Liputan6.com, Jakarta Pestisida palsu dan pestisida ilegal yang tidak diketahui mutu dan efikasinya sangat merugikan petani. Sebagai pengguna, petani sangat dirugikan karena harganya sama dengan produk aslinya tetapi kualitasnya rendah.
Direktur Pupuk dan Pestisida Ditjen Prasarana dan Sarana Pertanian (PSP) Kementerian Pertanian (Kementan) Muhrizal Sarwani mengatakan, produsen pestisida juga dirugikan karena terkait hak kekayaan intelektual termasuk di antaranya paten, hak cipta, hak desain industri, merek dagang hak varietas tanaman dan indikasi geografis.
Baca Juga
"Yang tidak kalah penting adalah dapat menghambat ekspor komoditas hasil pertanian sendiri karena dinilai terlalu banyak terpapar residu pestisida,” kata Muhrizal saat Seminar Sinergi Lintas Sektoral dalam Pengawasan Produk pestisida Palsu dan Ilegal di Jakarta, Selasa (27/8).
Advertisement
Muhrizal menjelaskan, ada beberapa persoalan dalam peredaran pestisida di antaranya, pestisida ilegal atau tidak terdaftar, pestisida palsu, serta mutu di luar batas toleransi.
“Sampai Mei 2019 ini jumlah pestisida yang terdaftar sebanyak 4.646 formulasi, sementara pestisida yang masa berlakunya sudah habis, kita tarik dari peredaran di pasar. Hingga kini ada 1.700 formulasi yang kita sudah tarik,” ujarnya.
Guna mencegah peredaran pestisida palsu dan ilegal, Muhrizal menambahkan, pemerintah sudah menerbitkan peraturan perundang-undangan mengenai pengawasan pestisida, baik di pusat maupun daerah. Bahkan pemerintah sudah membentuk tim penyidik pegawai negeri sipil di pusat dan daerah. Penyidik PNS tersebut telah mendapat pelatihan dari Bareskrim.
“Kita juga banyak membantu terkait dengan pengawasan, meskipun yang dihadapi cukup sulit untuk diselesaikan. Alhamdulillah di Brebes sudah dapat diselesaikan sampai penuntutan dan diselesaikan sampai tuntas,” ujarnya.
Muhrizal menegaskan, Ditjen PSP saat ini terus berupaya mencegah pemalsuan pestisida dengan mengoptimalkan KP3 (Komisi Pengawasan Pupuk dan Pestisida) pusat dan daerah. Bahkan Kementerian Pertanian sudah meminta Kementerian Dalam Negeri ikut mendorong Pemerintah Kabupaten/Provinis dalam kegiatan KP3 daerah, terutama dalam penyediaan anggaran. “Sekarang ini ada yang menyediakan, ada juga yang tidak. Tapi sebagian besar memang tidak menyediakan anggaran khusus untuk KP3,” ujarnya.

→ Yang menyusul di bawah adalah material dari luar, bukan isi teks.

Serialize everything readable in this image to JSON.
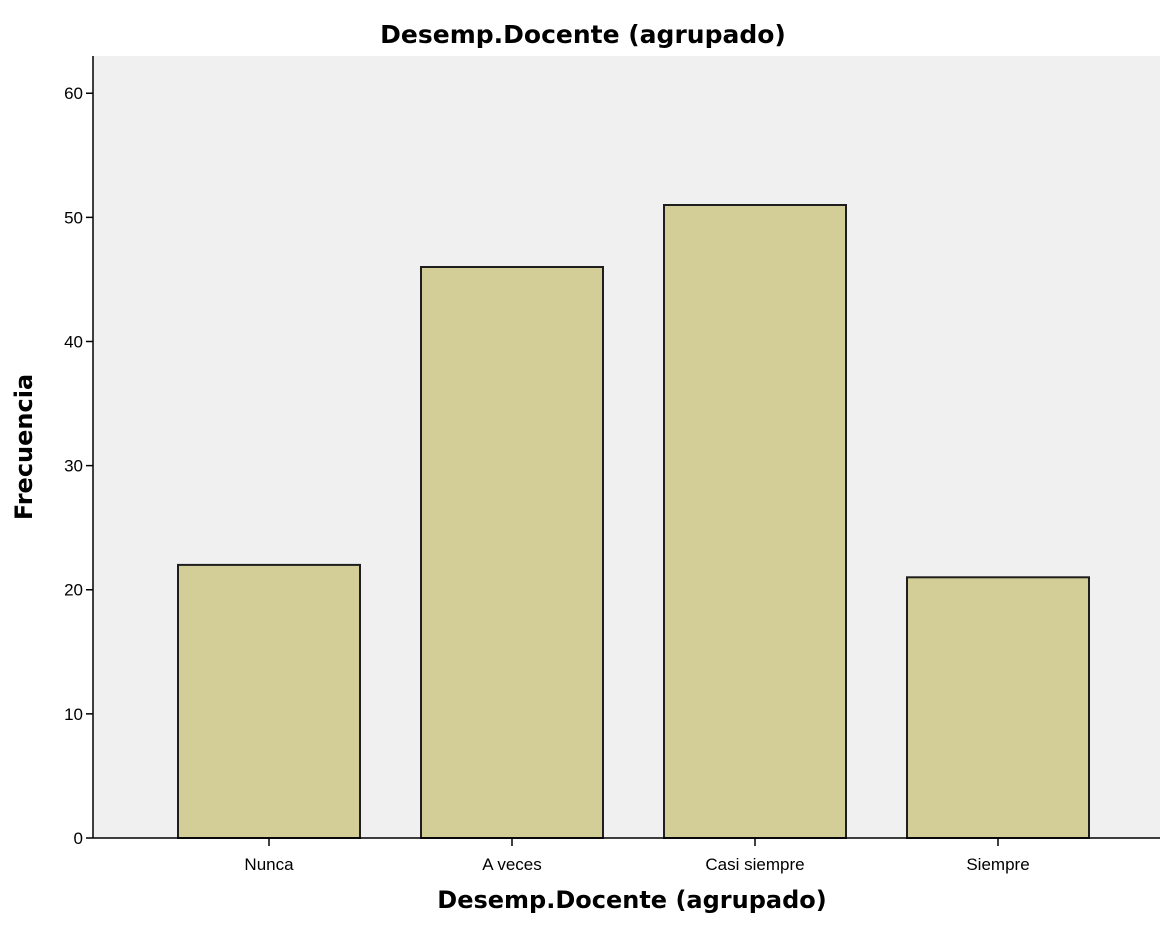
{
  "chart_data": {
    "type": "bar",
    "title": "Desemp.Docente (agrupado)",
    "xlabel": "Desemp.Docente (agrupado)",
    "ylabel": "Frecuencia",
    "categories": [
      "Nunca",
      "A veces",
      "Casi siempre",
      "Siempre"
    ],
    "values": [
      22,
      46,
      51,
      21
    ],
    "ylim": [
      0,
      63
    ],
    "yticks": [
      0,
      10,
      20,
      30,
      40,
      50,
      60
    ],
    "grid": false,
    "legend": "none",
    "colors": {
      "plot_background": "#f0f0f0",
      "bar_fill": "#d3ce97",
      "bar_stroke": "#1e1e1e",
      "axis": "#000000"
    }
  }
}
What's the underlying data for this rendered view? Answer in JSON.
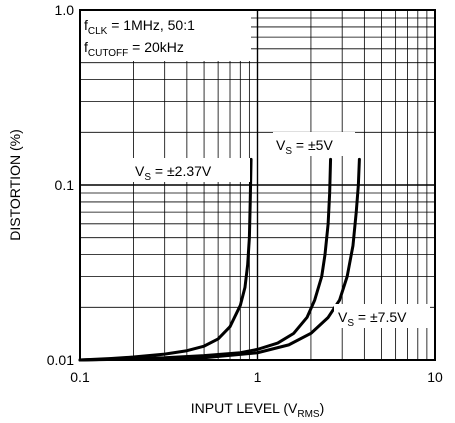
{
  "chart_data": {
    "type": "line",
    "title": "",
    "xlabel": "INPUT LEVEL (V",
    "xlabel_sub": "RMS",
    "xlabel_end": ")",
    "ylabel": "DISTORTION (%)",
    "x_scale": "log",
    "y_scale": "log",
    "xlim": [
      0.1,
      10
    ],
    "ylim": [
      0.01,
      1.0
    ],
    "grid": true,
    "legend": "none",
    "x_ticks": [
      {
        "value": 0.1,
        "label": "0.1"
      },
      {
        "value": 1,
        "label": "1"
      },
      {
        "value": 10,
        "label": "10"
      }
    ],
    "y_ticks": [
      {
        "value": 0.01,
        "label": "0.01"
      },
      {
        "value": 0.1,
        "label": "0.1"
      },
      {
        "value": 1.0,
        "label": "1.0"
      }
    ],
    "annotations": {
      "line1": {
        "main": "f",
        "sub": "CLK",
        "rest": " = 1MHz, 50:1"
      },
      "line2": {
        "main": "f",
        "sub": "CUTOFF",
        "rest": " = 20kHz"
      }
    },
    "series": [
      {
        "label": {
          "main": "V",
          "sub": "S",
          "rest": " = ±2.37V"
        },
        "points": [
          [
            0.1,
            0.01
          ],
          [
            0.15,
            0.0102
          ],
          [
            0.2,
            0.0104
          ],
          [
            0.3,
            0.0108
          ],
          [
            0.4,
            0.0113
          ],
          [
            0.5,
            0.012
          ],
          [
            0.6,
            0.0132
          ],
          [
            0.7,
            0.0155
          ],
          [
            0.8,
            0.0205
          ],
          [
            0.85,
            0.026
          ],
          [
            0.88,
            0.035
          ],
          [
            0.9,
            0.05
          ],
          [
            0.91,
            0.08
          ],
          [
            0.92,
            0.14
          ]
        ]
      },
      {
        "label": {
          "main": "V",
          "sub": "S",
          "rest": " = ±5V"
        },
        "points": [
          [
            0.1,
            0.01
          ],
          [
            0.3,
            0.0103
          ],
          [
            0.5,
            0.0106
          ],
          [
            0.8,
            0.011
          ],
          [
            1.0,
            0.0115
          ],
          [
            1.3,
            0.0125
          ],
          [
            1.6,
            0.0142
          ],
          [
            1.9,
            0.0175
          ],
          [
            2.1,
            0.022
          ],
          [
            2.3,
            0.03
          ],
          [
            2.4,
            0.04
          ],
          [
            2.5,
            0.06
          ],
          [
            2.55,
            0.09
          ],
          [
            2.58,
            0.14
          ]
        ]
      },
      {
        "label": {
          "main": "V",
          "sub": "S",
          "rest": " = ±7.5V"
        },
        "points": [
          [
            0.1,
            0.01
          ],
          [
            0.5,
            0.0103
          ],
          [
            1.0,
            0.011
          ],
          [
            1.5,
            0.0122
          ],
          [
            2.0,
            0.0142
          ],
          [
            2.5,
            0.0175
          ],
          [
            2.9,
            0.022
          ],
          [
            3.2,
            0.03
          ],
          [
            3.45,
            0.045
          ],
          [
            3.6,
            0.07
          ],
          [
            3.7,
            0.1
          ],
          [
            3.75,
            0.14
          ]
        ]
      }
    ]
  }
}
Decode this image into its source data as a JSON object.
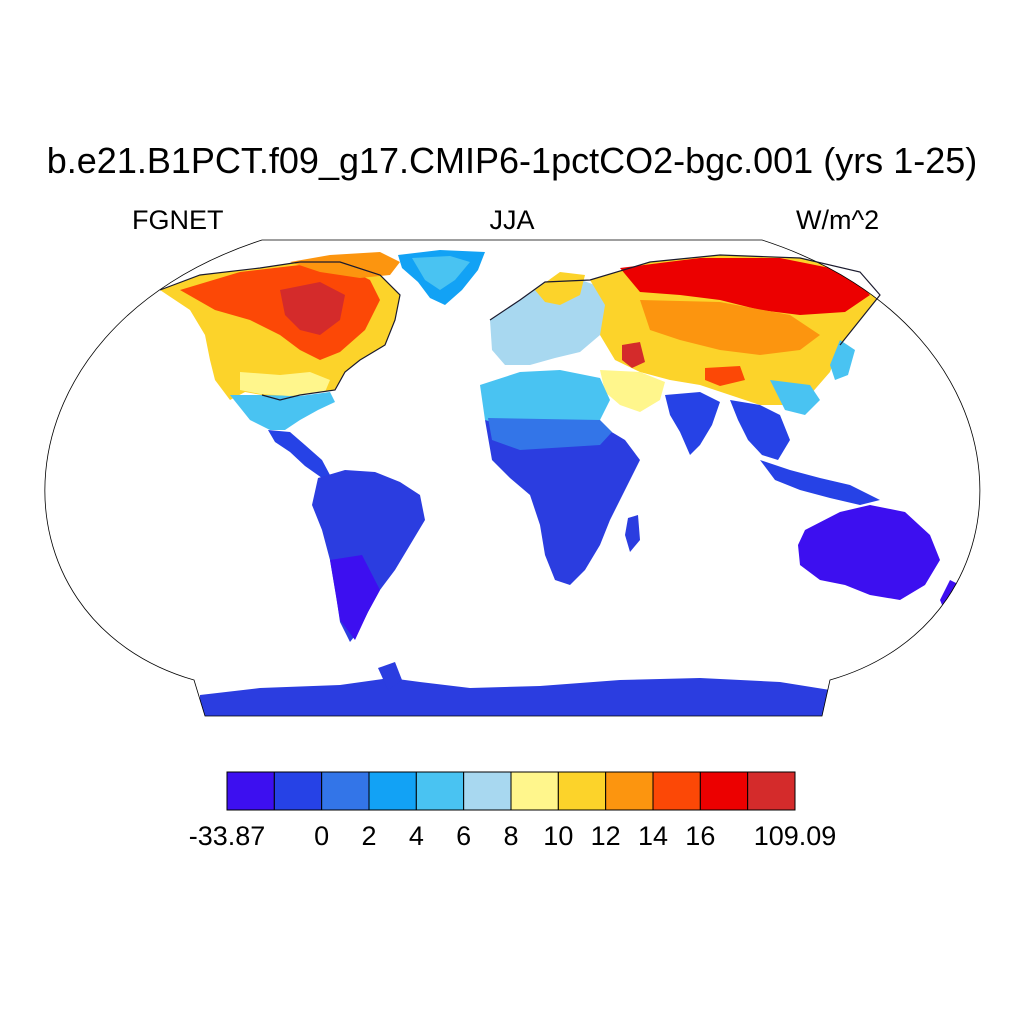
{
  "title": "b.e21.B1PCT.f09_g17.CMIP6-1pctCO2-bgc.001 (yrs 1-25)",
  "left_string": "FGNET",
  "center_string": "JJA",
  "right_string": "W/m^2",
  "colorbar": {
    "colors": [
      "#3d0ff0",
      "#2642e6",
      "#3375e8",
      "#12a2f5",
      "#49c3f2",
      "#a8d8f0",
      "#fff68c",
      "#fcd32a",
      "#fc950f",
      "#fc4806",
      "#ec0000",
      "#d42b2b"
    ],
    "labels": [
      "-33.87",
      "0",
      "2",
      "4",
      "6",
      "8",
      "10",
      "12",
      "14",
      "16",
      "109.09"
    ]
  },
  "map": {
    "projection": "robinson",
    "land_color": "#2b3de0",
    "ocean_color": "#ffffff"
  }
}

Selain itu, lanjut Muhrizal, juga dilakukan sosialisasikan dan pembinaan kios penjualan pestisida, serta koordinasi dengan Satgas Pangan dari Bareskrim Polri. “Untuk pengawasan di tingkat produsen, secara rutin pemerintah melakukan pemerikasaan label hingga pengawasan peradaran pestisida,” katanya.

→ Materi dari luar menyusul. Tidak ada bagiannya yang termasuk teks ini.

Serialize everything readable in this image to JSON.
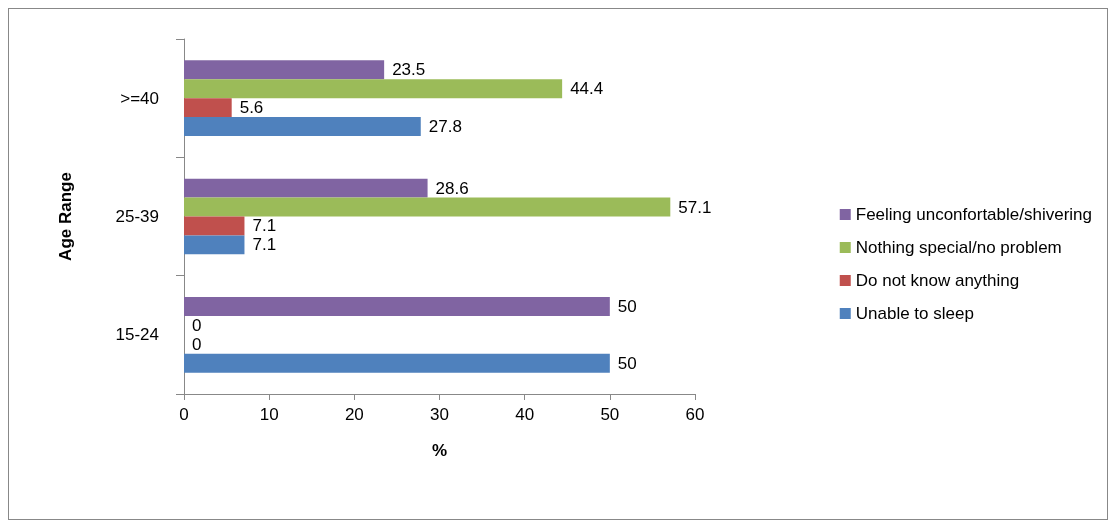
{
  "chart_data": {
    "type": "bar",
    "orientation": "horizontal",
    "xlabel": "%",
    "ylabel": "Age Range",
    "categories": [
      ">=40",
      "25-39",
      "15-24"
    ],
    "series": [
      {
        "name": "Feeling unconfortable/shivering",
        "color": "#8064a2",
        "values": [
          23.5,
          28.6,
          50
        ]
      },
      {
        "name": "Nothing special/no problem",
        "color": "#9bbb59",
        "values": [
          44.4,
          57.1,
          0
        ]
      },
      {
        "name": "Do not know anything",
        "color": "#c0504d",
        "values": [
          5.6,
          7.1,
          0
        ]
      },
      {
        "name": "Unable to sleep",
        "color": "#4f81bd",
        "values": [
          27.8,
          7.1,
          50
        ]
      }
    ],
    "xlim": [
      0,
      60
    ],
    "xticks": [
      0,
      10,
      20,
      30,
      40,
      50,
      60
    ],
    "data_labels": true,
    "grid": false,
    "legend": "right"
  }
}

Sementara Chairman Croplife Indonesia, Kukuh Ambar Waluyo menilai pemalsuan pestisida merupakan masalah serius. Bahkan hasil survey Insight Asia, sekitar 26 persen petani Indonesia pernah membeli pestisida palsu. “Jika total petani Indonesia sebanyak 40 juta orang, maka diperkirakan 10 juta petani pernah membeli pestisda palsu,” katanya
Dengan membeli pestisida palsu, menurut Kukuh, petani yang sebelumnya berharap bisa mendapatkan hasil panen bagus, tapi karena pestisida palsu justru mengalami kerugian dan pada akhirnya tanaman menjadi parah dan tidak panen. “Tapi kita bisa mencegah pemalsuan pestisida. Bahkan kasus terbaru kita bisa mengungkap pemalsunya,” tegasnya.
Anggota Croflife Indonesia, Mayang Marchiany mengatakan dengan nilai profit pestisida mencapai 6,5 miliar dolar AS merupakan profit yang sangat besar untuk produk palsu dan ilegal, sehingga menarik untuk investor. Apalagi oknum pemalsu tidak perlu susah melakukan pengujian dan registrasi. "Mereka bisa jualan dan mendapatkan keuntungan bersih," katanya.
Namun di balik itu, menurut Mayang, akibatnya bagi petani dan lingkungan. Bagi petani, akan mengalami gagal panen, lingkungan menjadi rusak, musuh alami pada hama juga akan mati. "Kita juga tidak bisa memmonitor penyebabnya, karen bahan aktif tidak bisa ketahui," katanya.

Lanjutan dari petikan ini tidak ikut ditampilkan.